True where the reasons for instability are economic, but not where those reasons are imposed deliberately. There is nothing absolutely stopping infrastructure being rebuilt in Gaza and the West Bank, only specious reasoning about security for Israel. Perhaps steps towards economic independence along the lines of telecommunications and trade would kick start an upward spiral. They are certainly being withheld deliberately, so why not choose to put them in place and see if that improves matters?
First of all, Israel really has no right to expand or hell, even exist, without the consent of the Palestinian people. The Palestinians are the native inhabitants of the territory, what right does Israel have to undermine this underlying fact?
There are now more native born Israelis in Israel than there were Palestinians in the land before Israel was created.
I think it is evident that there are no good guys in the conflict. Just bad guys.
My solution would be, raise billions and billions and pay Egypt, Jordan, and Syria to take the palastinians and then gives those being displaced massive pay days as well.
Unlike previous Israeli prime ministers, who built on the open hilltops above Arab population centres in the West Bank and on the edge of Jerusalem, Binyamin Netanyahu and his officials are concentrating on Jewish settlements bang in the midst of them. Car-parks and conservation areas, rich with Israeli symbols, are sprouting across East Jerusalem. Settlers with state protection are opening religious schools there. Scarcely a week passes without an Israeli newspaper heralding new Jewish housing units being built in Arab districts. Israeli archaeologists are scraping away the eastern parts of the city’s Arab surface in search of a Jewish past.
mercutio_stencil wrote:Can I make a suggestion in favor of a civil argument?
Can we please try to avoid using words like 'war crimes' , 'human rights violations', 'Apartheid' and all the other emotionally loaded words that flood these threads. All they do is spew vitriol and promote trolling.
yoni45 wrote:Are you really under the assumption that forcing the Palestinians out will actually do much to normalize relations with... anyone? .
Even with the prospect of money? That the neighboring states actually *want* the Palestinians? (Hint: they don't)
Further, cutting off military ties to Israel wouldn't be a particularly good idea either. It's hardly a one-way relationship. Israel is a world leader when it comes to military tech and such, and there's plenty of states out there that would love to do business with it apart from the US (to American detriment).

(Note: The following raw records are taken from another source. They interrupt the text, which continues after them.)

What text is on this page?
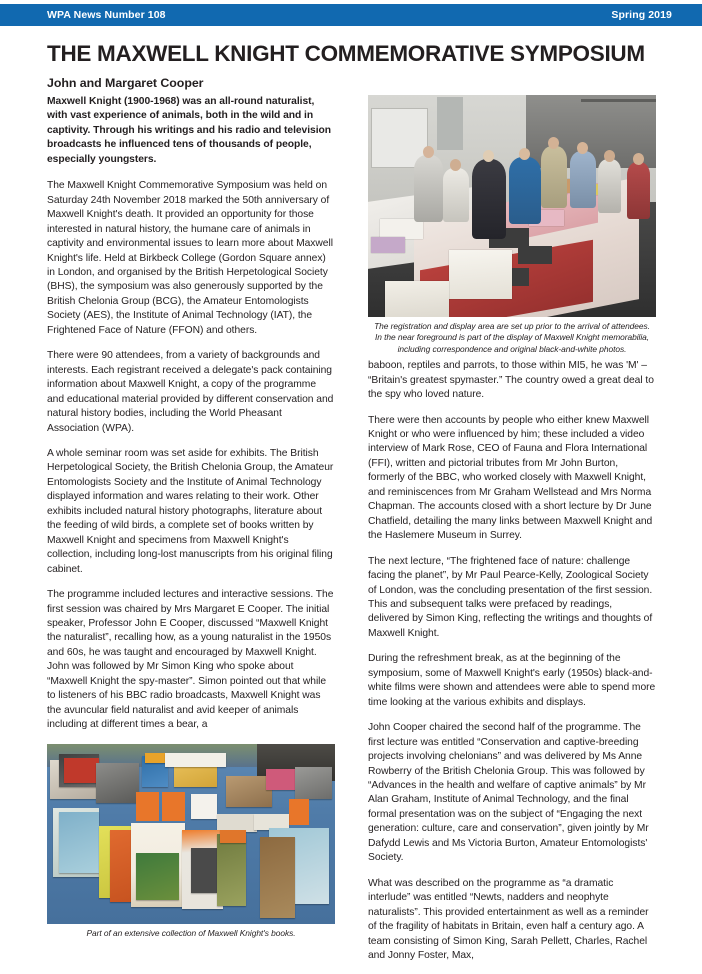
WPA News Number 108	Spring 2019
THE MAXWELL KNIGHT COMMEMORATIVE SYMPOSIUM

John and Margaret Cooper

Maxwell Knight (1900-1968) was an all-round naturalist, with vast experience of animals, both in the wild and in captivity. Through his writings and his radio and television broadcasts he influenced tens of thousands of people, especially youngsters.

The Maxwell Knight Commemorative Symposium was held on Saturday 24th November 2018 marked the 50th anniversary of Maxwell Knight's death. It provided an opportunity for those interested in natural history, the humane care of animals in captivity and environmental issues to learn more about Maxwell Knight's life. Held at Birkbeck College (Gordon Square annex) in London, and organised by the British Herpetological Society (BHS), the symposium was also generously supported by the British Chelonia Group (BCG), the Amateur Entomologists Society (AES), the Institute of Animal Technology (IAT), the Frightened Face of Nature (FFON) and others.

There were 90 attendees, from a variety of backgrounds and interests. Each registrant received a delegate's pack containing information about Maxwell Knight, a copy of the programme and educational material provided by different conservation and natural history bodies, including the World Pheasant Association (WPA).

A whole seminar room was set aside for exhibits. The British Herpetological Society, the British Chelonia Group, the Amateur Entomologists Society and the Institute of Animal Technology displayed information and wares relating to their work. Other exhibits included natural history photographs, literature about the feeding of wild birds, a complete set of books written by Maxwell Knight and specimens from Maxwell Knight's collection, including long-lost manuscripts from his original filing cabinet.

The programme included lectures and interactive sessions. The first session was chaired by Mrs Margaret E Cooper. The initial speaker, Professor John E Cooper, discussed “Maxwell Knight the naturalist”, recalling how, as a young naturalist in the 1950s and 60s, he was taught and encouraged by Maxwell Knight. John was followed by Mr Simon King who spoke about “Maxwell Knight the spy-master”. Simon pointed out that while to listeners of his BBC radio broadcasts, Maxwell Knight was the avuncular field naturalist and avid keeper of animals including at different times a bear, a

Part of an extensive collection of Maxwell Knight's books.
The registration and display area are set up prior to the arrival of attendees. In the near foreground is part of the display of Maxwell Knight memorabilia, including correspondence and original black-and-white photos.

baboon, reptiles and parrots, to those within MI5, he was 'M' – “Britain's greatest spymaster.” The country owed a great deal to the spy who loved nature.

There were then accounts by people who either knew Maxwell Knight or who were influenced by him; these included a video interview of Mark Rose, CEO of Fauna and Flora International (FFI), written and pictorial tributes from Mr John Burton, formerly of the BBC, who worked closely with Maxwell Knight, and reminiscences from Mr Graham Wellstead and Mrs Norma Chapman. The accounts closed with a short lecture by Dr June Chatfield, detailing the many links between Maxwell Knight and the Haslemere Museum in Surrey.

The next lecture, “The frightened face of nature: challenge facing the planet”, by Mr Paul Pearce-Kelly, Zoological Society of London, was the concluding presentation of the first session. This and subsequent talks were prefaced by readings, delivered by Simon King, reflecting the writings and thoughts of Maxwell Knight.

During the refreshment break, as at the beginning of the symposium, some of Maxwell Knight's early (1950s) black-and-white films were shown and attendees were able to spend more time looking at the various exhibits and displays.

John Cooper chaired the second half of the programme. The first lecture was entitled “Conservation and captive-breeding projects involving chelonians” and was delivered by Ms Anne Rowberry of the British Chelonia Group. This was followed by “Advances in the health and welfare of captive animals” by Mr Alan Graham, Institute of Animal Technology, and the final formal presentation was on the subject of “Engaging the next generation: culture, care and conservation”, given jointly by Mr Dafydd Lewis and Ms Victoria Burton, Amateur Entomologists' Society.

What was described on the programme as “a dramatic interlude” was entitled “Newts, nadders and neophyte naturalists”. This provided entertainment as well as a reminder of the fragility of habitats in Britain, even half a century ago. A team consisting of Simon King, Sarah Pellett, Charles, Rachel and Jonny Foster, Max,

Dream wrote:mercutio_stencil wrote:Can I make a suggestion in favor of a civil argument?
Can we please try to avoid using words like 'war crimes' , 'human rights violations', 'Apartheid' and all the other emotionally loaded words that flood these threads. All they do is spew vitriol and promote trolling.
Controlling language is a classic debate stifling tactic. Especially when that language is used in perfectly appropriate circumstances. Rendering someone for enhanced interrogation is much easier to support than handing someone over to your hired torturers. One is a completely cynical attempt to prevent people from reacting in a manner appropriate to the circumstances, the other is emotive, but entirely appropriate. I'll continue to call a spade a spade in this thread.
mercutio_stencil wrote:Don't you remember Godwin's law? Any time someone has run out of facts to use in their argument, and try to make an emotional plea by comparing the offending party to Hitler, they loose.